At first, I was completely against the idea. I’d heard the horror stories of terrible accidents, and although I didn’t want to seem like a drag, I definitely voiced my concerns.

That was until I mustered up the courage to climb on the back and go for my first ride.

It was the most thrilling, bonding, and freeing experience I’d had in a long time. It was so different from riding in a car, but also nothing like riding a pedal bike. I was amazed at how this relatively tiny machine was carrying us like a lightning bolt across the city, onto the highway, and through vistas that I’d never experienced with such proximity and speed. It amazed me that I could reach out and touch the adjacent vehicles and scenery, or smell the hot dog stands that whizzed by. I felt somewhat like an invincible superhero once I strapped on my huge face helmet, pulled on my jeans in the 35 degree summer heat, and slipped on the heavy leather jacket that my boyfriend found for me (another lucky online bargain).

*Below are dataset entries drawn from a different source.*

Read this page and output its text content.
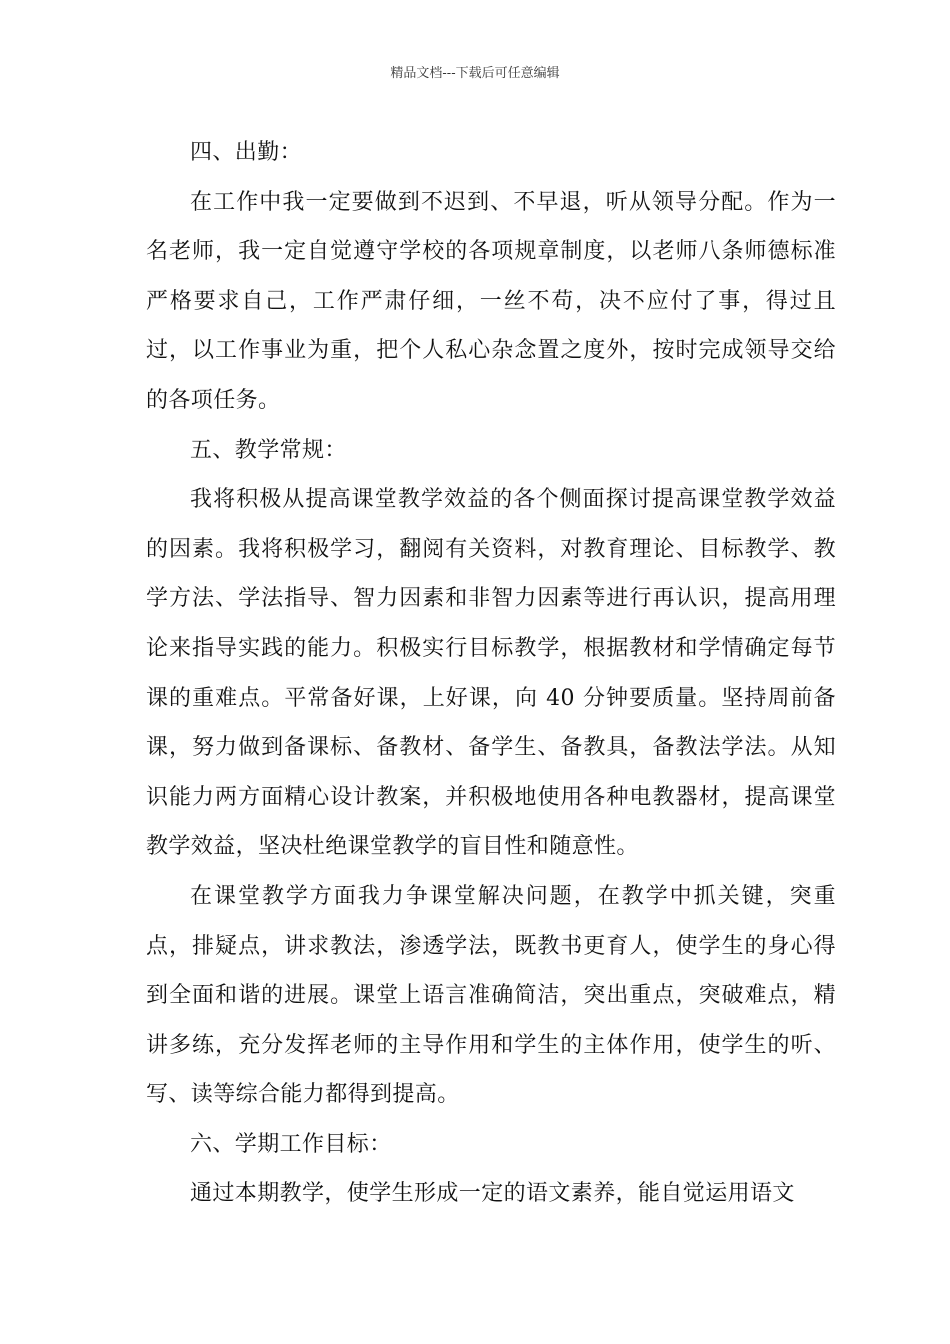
精品文档---下载后可任意编辑

四、出勤：

在工作中我一定要做到不迟到、不早退，听从领导分配。作为一名老师，我一定自觉遵守学校的各项规章制度，以老师八条师德标准严格要求自己，工作严肃仔细，一丝不苟，决不应付了事，得过且过，以工作事业为重，把个人私心杂念置之度外，按时完成领导交给的各项任务。

五、教学常规：

我将积极从提高课堂教学效益的各个侧面探讨提高课堂教学效益的因素。我将积极学习，翻阅有关资料，对教育理论、目标教学、教学方法、学法指导、智力因素和非智力因素等进行再认识，提高用理论来指导实践的能力。积极实行目标教学，根据教材和学情确定每节课的重难点。平常备好课，上好课，向 40 分钟要质量。坚持周前备课，努力做到备课标、备教材、备学生、备教具，备教法学法。从知识能力两方面精心设计教案，并积极地使用各种电教器材，提高课堂教学效益，坚决杜绝课堂教学的盲目性和随意性。

在课堂教学方面我力争课堂解决问题，在教学中抓关键，突重点，排疑点，讲求教法，渗透学法，既教书更育人，使学生的身心得到全面和谐的进展。课堂上语言准确简洁，突出重点，突破难点，精讲多练，充分发挥老师的主导作用和学生的主体作用，使学生的听、写、读等综合能力都得到提高。

六、学期工作目标：

通过本期教学，使学生形成一定的语文素养，能自觉运用语文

The first lesson in riding on the back of a motorcycle is to allow your weight to move with the bike when it corners, making your body one with the driver’s. This was challenging at first, as I’m used to riding a pedal bike in which the opposite is true. It’s all about relaxing and just allowing yourself to lean with the bike, letting the physics of the movement bring you back up. When we rode together, I had to put full trust in his abilities to control the little blue rocket on two wheels. So I clung on, squeezing my man’s hips with my legs and holding on tight to his leather-clad torso with my arms. I loved the feeling of the engine gently rumbling beneath us, lurching between gears, as I tried my best to breathe and let go as the bike tipped precariously side to side, letting the odd squeal of half-joy, half-fear escape from beneath my helmet. To say the least, having to release my inhibitions and be at one with my man was, well, sexy as hell.

The bike wasn’t without it’s problems, however. Sometimes the bike wouldn’t start and we’d have to push start it, which isn’t an easy task, especially while wearing full gear during the mid-day summer heat. And in order to keep the key in the ignition, it had to be secured with an elastic band. The slightest knock would unhinge it and the motor would shut off. So we would routinely steal the thick elastic bands from bunches of broccoli when we went to the grocery store – they seemed to work the best. And stealing elastics made me feel all the more like a badass biker chick.

Eventually the bike saw its last day. I was sad, and also frustrated, as I’d just started to get the hang of riding. I’m still amazed that something so small carried my boyfriend and I across the highway at such speeds and distances. There were only two tiny little pieces of rubber between us and the hot pavement screaming by. And I also realized that without a little bit of fear – the worry that the bike wouldn’t start, the dizzying effect of leaning into corners, or the concern that our broccoli elastic would fail and the key would come out of the ignition, riding on the back of a motorcycle wouldn’t be nearly as fun.

And I suppose that goes for life, too. We never know what’s around the next corner, but we have to relax and lean into it anyways. We have to trust what drives us, our passions, our love, our vision, and our dreams. And it wouldn’t be the same if we didn’t have those little worries – “does he really love me? Am I on the right path? Will I have enough money? Do I have what it takes? Will I make it to the end of this journey in one piece?” Life is unknown. It’s a thrill, a wild and unpredictable ride. And when we remember how close death is at all times, suddenly life becomes so much more immediate, special, and exhilarating. A lot of the time, we can’t control where the road goes. All we can do is gear up, take a deep breath, turn on the ignition, hold on tight, and head out towards the mysterious horizon.